Dr Oliver Piercey recognised for research highlighting gaps in treatment for elderly colorectal cancer patients

Medical oncologist Dr Oliver Piercey was awarded the Best Poster Award at our Annual Scientific Meeting for his poster ‘Adjuvant chemotherapy in elderly patients with stage III colorectal cancer’. We spoke to him about his research and what it was like presenting the poster at the virtual meeting.

What research did you present at the Poster Session?

We looked specifically at the role of adjuvant chemotherapy in elderly patients with stage III colorectal cancer. A significant portion of the patients who we see in the clinic to discuss treatment options after surgery are elderly, so almost 50% of patients are over the age of 70.

Although we have really good evidence of what to do with patients younger than 70, the evidence for the best approach for elderly patients is still unclear, despite this being a huge group of patients that we need to make treatment decisions about all the time.

Most guidelines support the use of single agent chemotherapy after surgery, but we know that elderly patients are less likely to receive any kind of chemo compared to younger patients. So we were really keen to look at what’s happening in Victoria in terms of differences between older patients. We looked at just over 1500 patients and divided them into two groups, in terms of whether they were older than 70 or younger than 70. Firstly only about 70% of elderly patients get offered chemotherapy, with 30% not offered any treatment at all, and this compares to 96% of younger patients who are offered chemotherapy at the time.

We looked at reasons why elderly patients were not offered chemotherapy and it was mostly due to a combination of age and comorbidities, but a significant portion of patients were not offered treatment because of their age alone. There is actually a move away from treating patients based on their chronological age alone, but really we should be considering their functional status and their comorbidities and their own preferences about chemotherapy. That was the first thing, that there’s a big difference in terms of which patients actually get offered treatment in the elderly compared to the young.

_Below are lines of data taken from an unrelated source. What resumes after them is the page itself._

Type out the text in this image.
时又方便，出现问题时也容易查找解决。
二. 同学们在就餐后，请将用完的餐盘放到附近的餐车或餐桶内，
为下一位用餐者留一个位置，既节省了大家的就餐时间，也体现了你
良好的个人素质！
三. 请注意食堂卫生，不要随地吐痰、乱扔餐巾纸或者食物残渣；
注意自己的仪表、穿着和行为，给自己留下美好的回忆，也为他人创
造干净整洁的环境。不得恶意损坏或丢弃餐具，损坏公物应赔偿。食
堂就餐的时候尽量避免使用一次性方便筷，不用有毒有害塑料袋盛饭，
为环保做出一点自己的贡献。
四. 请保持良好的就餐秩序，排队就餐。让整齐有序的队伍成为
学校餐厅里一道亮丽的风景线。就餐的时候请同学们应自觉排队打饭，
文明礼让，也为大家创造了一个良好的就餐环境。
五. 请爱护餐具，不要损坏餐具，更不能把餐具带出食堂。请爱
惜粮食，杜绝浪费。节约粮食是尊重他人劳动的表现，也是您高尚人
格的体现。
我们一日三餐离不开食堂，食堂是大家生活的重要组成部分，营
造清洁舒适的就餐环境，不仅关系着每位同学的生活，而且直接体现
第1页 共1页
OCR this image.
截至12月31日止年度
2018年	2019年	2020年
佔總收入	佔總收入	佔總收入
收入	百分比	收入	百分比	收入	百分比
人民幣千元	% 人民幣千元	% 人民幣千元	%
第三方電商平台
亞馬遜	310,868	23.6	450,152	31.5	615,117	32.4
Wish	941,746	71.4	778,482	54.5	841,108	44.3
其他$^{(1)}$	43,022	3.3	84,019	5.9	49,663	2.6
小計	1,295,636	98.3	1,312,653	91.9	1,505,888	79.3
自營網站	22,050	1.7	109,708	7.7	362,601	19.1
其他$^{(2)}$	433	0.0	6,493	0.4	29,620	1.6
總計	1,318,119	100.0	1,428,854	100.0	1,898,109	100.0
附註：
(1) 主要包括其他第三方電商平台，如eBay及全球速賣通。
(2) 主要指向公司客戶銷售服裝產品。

The second thing was that even when patients are offered adjuvant treatment, elderly patients are far more likely to decline. So elderly patients are five times more likely to decline than to accept the offer of adjuvant chemotherapy, so about 15% compared to 3% in younger patients.

We also looked at rates of chemotherapy completion and we found that elderly patients were less likely to be able to complete their planned treatment and we presume this is because of toxicity. But even if they do go ahead and have their treatment they’re less likely to be able to complete the treatment.

The last thing we looked at was if chemotherapy is useful in this age group, and we looked at disease-free survival and we really looked at time to recurrence. We looked at whether chemotherapy prevented recurrence of colorectal cancer and we found that elderly patients still benefitted from this. So those patients who had had chemotherapy were less likely to recur with colorectal cancer. That’s consistent with other studies and recommendations and guidelines.

We looked specifically at the elderly patients who were offered chemo because we thought this might be a nicer endpoint to look at because those who were offered treatment were more likely to be fit and have fewer comorbidities. There was a more striking benefit of using chemotherapy, with an improved disease free survival rate.

This is an important group that needs to be focused on more. This is one in six elderly patients who refuse their chemo but would benefit from it if we spent more time with them and we educated them about the importance of having chemotherapy after surgery.

What was the experience of presenting this at the poster session like?

It was a great experience for me to present my data at a big forum, particularly something like AGITG which is a great organisation doing lots of things in Australia for patients with GI Cancer. I presented the poster virtually and everything from the technical side of things went really well. It was interesting to present virtually but it’s still a great way to present.

What was it like to receive the Best Poster Award?

It was actually such a surprise because I was not expecting to win the award at all, so it was a really nice surprise to receive the award. I’d like to really thank AGITG because it was a really generous prize as well. It was nice to hear that people agree with us that this data is really important.

What advice would you give to someone considering submitting a poster to the Poster Session next year?

I would say definitely do it. I found that it was a really nice platform to be able to present research focused on Australian data and patients who have GI cancer. It was great to be amongst specialists who are world leaders in this field and be able to work with them. It was a very smooth process and the conference worked really well so I would recommend anyone present their poster in this forum.